Jake is Touched by the Sacred Seeds

Avatar Movie Poster

“I was a warrior who dreamed he could bring peace. Sooner or later, though, you always wake up.”


Checking in on James Cameron’s Avatar in anticipation of its long-gestating sequel (Avatar: The Way of Water), I was once again taken by its scope and vision as well as the extraordinary tactical and technical effort that brought it to the screen. Revisiting the richly imagined world of Pandora, with its majestic flora and fauna, blue-skinned shamanic cat people, psionically controlled native-human hybrids, and futuristic terran military is an escapist joy now just as it was in theaters. It’s true that watching it on a television knocks its stunning visual achievement down a peg or two, but it’s an excellent four-quadrant popcorn epic nonetheless.

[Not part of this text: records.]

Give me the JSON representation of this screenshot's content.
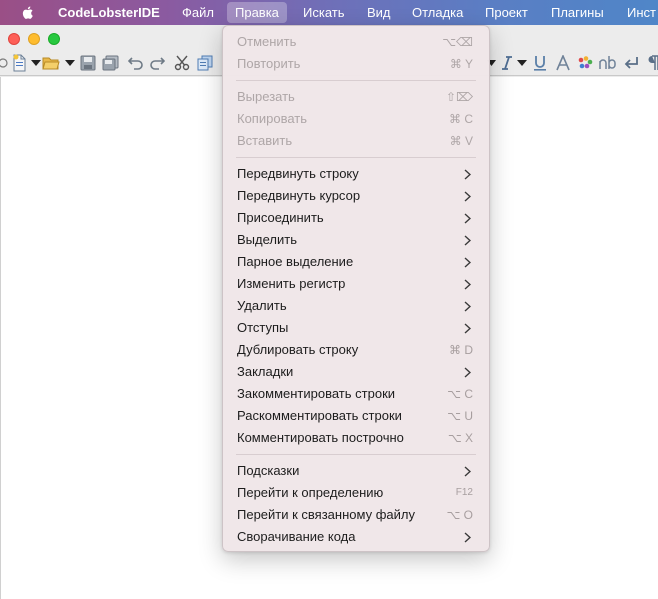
{
  "menubar": {
    "app_name": "CodeLobsterIDE",
    "items": [
      "Файл",
      "Правка",
      "Искать",
      "Вид",
      "Отладка",
      "Проект",
      "Плагины",
      "Инст"
    ],
    "active_item": "Правка"
  },
  "colors": {
    "menu_bg": "#f0e7e9",
    "disabled_text": "#aea6a7",
    "shortcut_text": "#a79e9f",
    "text": "#1d1d1d"
  },
  "icons": {
    "toolbar": [
      "new-file-icon",
      "open-folder-icon",
      "save-icon",
      "save-all-icon",
      "undo-icon",
      "redo-icon",
      "cut-icon",
      "copy-icon",
      "italic-icon",
      "underline-icon",
      "font-icon",
      "color-palette-icon",
      "nbsp-icon",
      "line-break-icon",
      "paragraph-icon"
    ]
  },
  "edit_menu": {
    "items": [
      {
        "label": "Отменить",
        "shortcut": "⌥⌫",
        "disabled": true
      },
      {
        "label": "Повторить",
        "shortcut": "⌘ Y",
        "disabled": true
      },
      {
        "label": "Вырезать",
        "shortcut": "⇧⌦",
        "disabled": true
      },
      {
        "label": "Копировать",
        "shortcut": "⌘ C",
        "disabled": true
      },
      {
        "label": "Вставить",
        "shortcut": "⌘ V",
        "disabled": true
      },
      {
        "label": "Передвинуть строку",
        "submenu": true
      },
      {
        "label": "Передвинуть курсор",
        "submenu": true
      },
      {
        "label": "Присоединить",
        "submenu": true
      },
      {
        "label": "Выделить",
        "submenu": true
      },
      {
        "label": "Парное выделение",
        "submenu": true
      },
      {
        "label": "Изменить регистр",
        "submenu": true
      },
      {
        "label": "Удалить",
        "submenu": true
      },
      {
        "label": "Отступы",
        "submenu": true
      },
      {
        "label": "Дублировать строку",
        "shortcut": "⌘ D"
      },
      {
        "label": "Закладки",
        "submenu": true
      },
      {
        "label": "Закомментировать строки",
        "shortcut": "⌥ C"
      },
      {
        "label": "Раскомментировать строки",
        "shortcut": "⌥ U"
      },
      {
        "label": "Комментировать построчно",
        "shortcut": "⌥ X"
      },
      {
        "label": "Подсказки",
        "submenu": true
      },
      {
        "label": "Перейти к определению",
        "shortcut": "F12"
      },
      {
        "label": "Перейти к связанному файлу",
        "shortcut": "⌥ O"
      },
      {
        "label": "Сворачивание кода",
        "submenu": true
      }
    ]
  }
}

Sadly, I was also reminded of the untold criticisms that it has received in the thirteen years since its release. It’s too long, its story is recycled and thematically reductive, its dialogue is alternately self-serious and cornball, its main character gets lost in the shuffle, its supporting players are one-dimensional, its love story is derivative. For many, Avatar stands as the most overrated movie of all time.

But the term overrated is almost certainly misapplied here. I mean, do that many people really hold Avatar in such high regard? It got solid reviews from serious critics, but serious critics laud tentpole action films all the time. And what high concept blockbuster doesn’t suffer from a handful of the same issues that mark Cameron’s film? For points of comparison, just take a skim through a list of the highest grossing movies of all time, a list which Avatar happens to top. And therein lies the real root of all of this crying foul—that an original auteur-driven IP somehow beat out established franchise films with extremely large fan bases that all but guaranteed they would make beaucoup bucks.

The Na'vi Perform a Religious Ritual

Sure, when set against, say, Rear Window or The Godfather or Mulholland Drive, Avatar doesn’t stand up as an all-around cinematic experience. (Although, it is probably the only blockbuster fantasy film that bears mentioning alongside films image-driven films like Baraka and Koyaanisqatsi.) So what? When among its kin—your Star Warses and your Marvel mash-ups—it holds its own in terms of story, theme, and character, and surpasses most others in terms of spectacle. Which, of course, is the whole point of its existence. Cameron didn’t wait ten years to fine tune his story, he waited ten years for the tech to catch up to his vision. And what a brilliant and thorough vision it is—maybe the closest a live action film has come to matching the animated fantasy worlds created by Hayao Miyazaki in films like Nausicaä of the Valley of the Wind and Princess Mononoke.

Jake Sully and Neytiri

People like to point out that nobody remembers Jake Sully’s (Sam Worthington) name—and so how could Avatar possibly have been a huge cultural event if it had so little lasting impact?—forgetting, it seems, that the franchise characters they know and love have been constantly spoon fed to them for literal decades. Look, I like A New Hope as much as the next casual Star Wars fan, but if there hadn’t been a dozen more movies and oodles of spin off novels, cartoons, action figures, Legos, comic books, video games, board games, card games, what have you, A New Hope would still just be called Star Wars, and people wouldn’t talk about Luke Skywalker like he’s a real person, okay? It would be a great film that’s almost fifty years old. There are hundreds of great films that are almost fifty years old and the general population has never heard of most of them. So it seems that what’s really making people chafe here is that Avatar appeared out of nowhere as a standalone film without any pre-existing legacy, made almost three billion dollars, and then receded into the background while James Cameron tinkered away on the sequel(s), instead of capitalizing on its success by launching spin off television shows and whatnot.

I can’t be the only one who considers it liberating that I was able to thoroughly enjoy a mega-expensive science fiction epic in 2009 and that I can look forward to watching its mega-expensive follow-up in 2022 without having to backtrack through hundreds of hours worth of lower caliber supplementary media.

Anyway, I realize I’ve scarcely written anything about Avatar itself, which is fine, because everyone with a pulse and eyes has seen it, right? It’s everything high concept, big budget filmmaking should be.